大家好,我借鉴这位同学的代码(Homework0: weakly-compressible SPH) 试着写了下WCSPH,尽管我在调试期间找到很多错误, 但是我的模拟当前跑出来的结果还是非常的奇怪,能不能烦请各位看一看我的这个step() 函数是不是有什么理解上的错误。代码很短(20行),我用的是最暴力的算法,没做任何优化,其中的4个for循环分别对应下面的一组公式:
1).get density 
2).get pressure from density
3). get change in pressure
4). propagate dynamics
@ti.kernel
def step(self):
#1).get density
for p_i in self.positions:
self.density[p_i][0] = 0
for p_j in range(self.num_particles):
if p_i == p_j: continue
r = self.positions[p_i] - self.positions[p_j]
r_ij = r.norm()
self.density[p_i][0] += self.mass * self.cubic_kernel(r_ij, self.h)
#2).get pressure from density
for p_i in self.positions:
self.pressure[p_i][0] = self.pressure_equation_of_state(p_i)
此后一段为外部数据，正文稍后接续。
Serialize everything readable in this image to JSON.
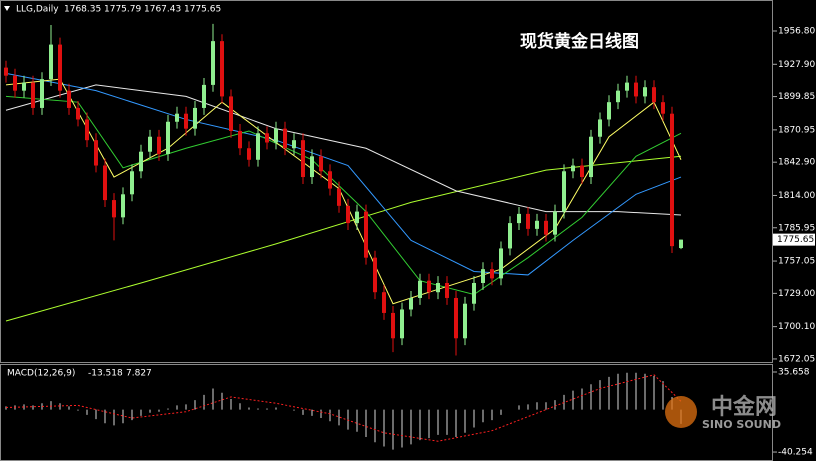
{
  "chart_data": [
    {
      "type": "candlestick",
      "title": "现货黄金日线图",
      "title_color": "#ff2020",
      "symbol": "LLG,Daily",
      "ylim": [
        1669.4,
        1973.3
      ],
      "yticks": [
        {
          "value": 1956.8,
          "label": "1956.80"
        },
        {
          "value": 1927.9,
          "label": "1927.90"
        },
        1899.85,
        1870.95,
        {
          "value": 1842.9,
          "label": "1842.90"
        },
        {
          "value": 1814,
          "label": "1814.00"
        },
        1785.95,
        1757.05,
        {
          "value": 1729,
          "label": "1729.00"
        },
        {
          "value": 1700.1,
          "label": "1700.10"
        },
        1672.05
      ],
      "up_color": "#90ee90",
      "down_color": "#e01010",
      "open": [
        1925,
        1918,
        1905,
        1912,
        1890,
        1915,
        1945,
        1905,
        1890,
        1880,
        1862,
        1840,
        1810,
        1795,
        1815,
        1835,
        1852,
        1865,
        1850,
        1878,
        1885,
        1872,
        1890,
        1910,
        1948,
        1900,
        1870,
        1855,
        1845,
        1868,
        1860,
        1872,
        1855,
        1862,
        1830,
        1848,
        1835,
        1820,
        1805,
        1790,
        1800,
        1760,
        1730,
        1712,
        1690,
        1715,
        1725,
        1740,
        1730,
        1738,
        1725,
        1690,
        1720,
        1738,
        1750,
        1742,
        1768,
        1790,
        1798,
        1785,
        1792,
        1780,
        1800,
        1835,
        1840,
        1830,
        1865,
        1880,
        1895,
        1905,
        1912,
        1900,
        1908,
        1895,
        1885,
        1768.35
      ],
      "high": [
        1931,
        1924,
        1918,
        1918,
        1921,
        1962,
        1951,
        1911,
        1896,
        1886,
        1868,
        1846,
        1816,
        1821,
        1841,
        1858,
        1871,
        1871,
        1884,
        1891,
        1891,
        1896,
        1916,
        1963,
        1954,
        1906,
        1876,
        1861,
        1874,
        1874,
        1878,
        1878,
        1868,
        1868,
        1854,
        1854,
        1841,
        1826,
        1811,
        1806,
        1806,
        1766,
        1736,
        1718,
        1721,
        1731,
        1746,
        1746,
        1744,
        1744,
        1731,
        1726,
        1744,
        1756,
        1756,
        1774,
        1796,
        1804,
        1804,
        1798,
        1798,
        1806,
        1841,
        1846,
        1846,
        1871,
        1886,
        1901,
        1911,
        1918,
        1918,
        1914,
        1914,
        1901,
        1891,
        1775.79
      ],
      "low": [
        1912,
        1899,
        1899,
        1884,
        1884,
        1909,
        1899,
        1884,
        1874,
        1856,
        1834,
        1804,
        1775,
        1789,
        1809,
        1829,
        1846,
        1844,
        1844,
        1872,
        1866,
        1866,
        1884,
        1904,
        1894,
        1864,
        1849,
        1839,
        1839,
        1854,
        1854,
        1849,
        1849,
        1824,
        1824,
        1829,
        1814,
        1799,
        1784,
        1784,
        1754,
        1724,
        1706,
        1678,
        1684,
        1709,
        1719,
        1724,
        1724,
        1719,
        1675,
        1684,
        1714,
        1732,
        1736,
        1736,
        1762,
        1784,
        1779,
        1779,
        1774,
        1774,
        1794,
        1829,
        1824,
        1824,
        1859,
        1874,
        1889,
        1899,
        1894,
        1894,
        1889,
        1879,
        1764,
        1767.43
      ],
      "close": [
        1918,
        1905,
        1912,
        1890,
        1915,
        1945,
        1905,
        1890,
        1880,
        1862,
        1840,
        1810,
        1795,
        1815,
        1835,
        1852,
        1865,
        1850,
        1878,
        1885,
        1872,
        1890,
        1910,
        1948,
        1900,
        1870,
        1855,
        1845,
        1868,
        1860,
        1872,
        1855,
        1862,
        1830,
        1848,
        1835,
        1820,
        1805,
        1790,
        1800,
        1760,
        1730,
        1712,
        1690,
        1715,
        1725,
        1740,
        1730,
        1738,
        1725,
        1690,
        1720,
        1738,
        1750,
        1742,
        1768,
        1790,
        1798,
        1785,
        1792,
        1780,
        1800,
        1835,
        1840,
        1830,
        1865,
        1880,
        1895,
        1905,
        1912,
        1900,
        1908,
        1895,
        1885,
        1770,
        1775.65
      ],
      "moving_averages": [
        {
          "color": "#adff2f",
          "x": [
            0,
            15,
            30,
            45,
            60,
            75
          ],
          "values": [
            1705,
            1738,
            1772,
            1808,
            1836,
            1848
          ]
        },
        {
          "color": "#e8e8e8",
          "x": [
            0,
            10,
            20,
            30,
            40,
            50,
            60,
            68,
            75
          ],
          "values": [
            1888,
            1910,
            1900,
            1872,
            1855,
            1818,
            1800,
            1800,
            1797
          ]
        },
        {
          "color": "#3399ff",
          "x": [
            0,
            10,
            20,
            30,
            38,
            45,
            52,
            58,
            63,
            70,
            75
          ],
          "values": [
            1920,
            1905,
            1880,
            1862,
            1840,
            1775,
            1748,
            1745,
            1775,
            1815,
            1830
          ]
        },
        {
          "color": "#32cd32",
          "x": [
            0,
            8,
            13,
            20,
            27,
            34,
            40,
            46,
            52,
            58,
            64,
            70,
            75
          ],
          "values": [
            1900,
            1895,
            1838,
            1855,
            1870,
            1845,
            1800,
            1740,
            1728,
            1760,
            1795,
            1848,
            1868
          ]
        },
        {
          "color": "#ffff66",
          "x": [
            0,
            6,
            12,
            18,
            24,
            30,
            37,
            43,
            49,
            55,
            61,
            67,
            72,
            75
          ],
          "values": [
            1910,
            1915,
            1830,
            1855,
            1895,
            1860,
            1820,
            1720,
            1735,
            1750,
            1785,
            1865,
            1895,
            1845
          ]
        }
      ]
    },
    {
      "type": "macd",
      "label": "MACD(12,26,9)",
      "ylim": [
        -47.8,
        42.3
      ],
      "yticks": [
        35.658,
        -40.254
      ],
      "histogram_color": "#d8d8d8",
      "signal_color": "#ff2020",
      "histogram": [
        3,
        4,
        5,
        4,
        6,
        8,
        6,
        3,
        -1,
        -5,
        -9,
        -13,
        -15,
        -13,
        -10,
        -6,
        -3,
        -2,
        1,
        4,
        5,
        9,
        14,
        20,
        16,
        10,
        6,
        2,
        1,
        1,
        2,
        0,
        -1,
        -5,
        -6,
        -8,
        -11,
        -15,
        -19,
        -21,
        -26,
        -31,
        -35,
        -38,
        -36,
        -33,
        -29,
        -27,
        -24,
        -24,
        -26,
        -22,
        -17,
        -12,
        -10,
        -5,
        0,
        4,
        5,
        7,
        7,
        9,
        14,
        18,
        20,
        24,
        28,
        31,
        34,
        35,
        35,
        34,
        32,
        27,
        12,
        -13.518
      ],
      "signal": {
        "x": [
          0,
          8,
          14,
          20,
          25,
          30,
          36,
          42,
          48,
          54,
          60,
          66,
          72,
          75
        ],
        "values": [
          2,
          4,
          -8,
          -2,
          12,
          6,
          -4,
          -22,
          -30,
          -20,
          0,
          20,
          33,
          7.827
        ]
      }
    }
  ],
  "watermark": {
    "name": "中金网",
    "english": "SINO SOUND"
  }
}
#3). get change in pressure
for p_i in self.positions:
self.d_pressure[p_i] = [0, 0]
for p_j in range(self.num_particles):
if p_i == p_j: continue
r = self.positions[p_i] - self.positions[p_j]
r_ij = r.norm()
self.d_pressure[p_i] += self.mass * (self.pressure[p_i][0] / self.density[p_i][0]**2 + self.pressure[p_j][0] / self.density[p_j][0] ** 2) * self.cubic_kernel_derivative(r_ij, self.h) * r/r_ij
self.d_pressure[p_i] *= self.density[p_i][0]
#4). propagate dynamics
for p_i in self.positions:
self.velocities[p_i] += self.dt * ( self.d_pressure[p_i] * (-1/self.density[p_i][0]) + self.g)
self.positions[p_i] += self.dt * self.velocities[p_i]
在此先提前谢谢各位的帮助。
完整版的代码如下,运行就可以看到当前的模拟效果。
import numpy as np
import matplotlib.pyplot as plt
import time
from itertools import count, product
import taichi as ti
ti.init(arch=ti.cpu)
RIGHT = TOP = 0.95
LEFT = BOTTOM = 0.05
# PARTICAL_SIZE = 0.01
PARTICAL_SIZE = 0.1
DIM = 1000
#particle_start_positions = np.array(list(product(np.arange(LEFT + PARTICAL_SIZE, RIGHT, PARTICAL_SIZE), np.arange(0.5, 0.7, PARTICAL_SIZE))))
particle_start_positions = np.array([[0.2,0.3], [0.3,0.3]])
# particle_start_positions = np.array([[0.7,0.7]])
num_particles = len(particle_start_positions)
@ti.data_oriented
class WCSPH():
def __init__(self, particle_start_positions, dim = 2,
top = TOP, bottom = BOTTOM, left = LEFT, right = RIGHT):
self.dim = dim
self.num_particles = len(particle_start_positions)
self.particle_start_positions = particle_start_positions
self.positions = ti.Vector(self.dim, dt = ti.f32)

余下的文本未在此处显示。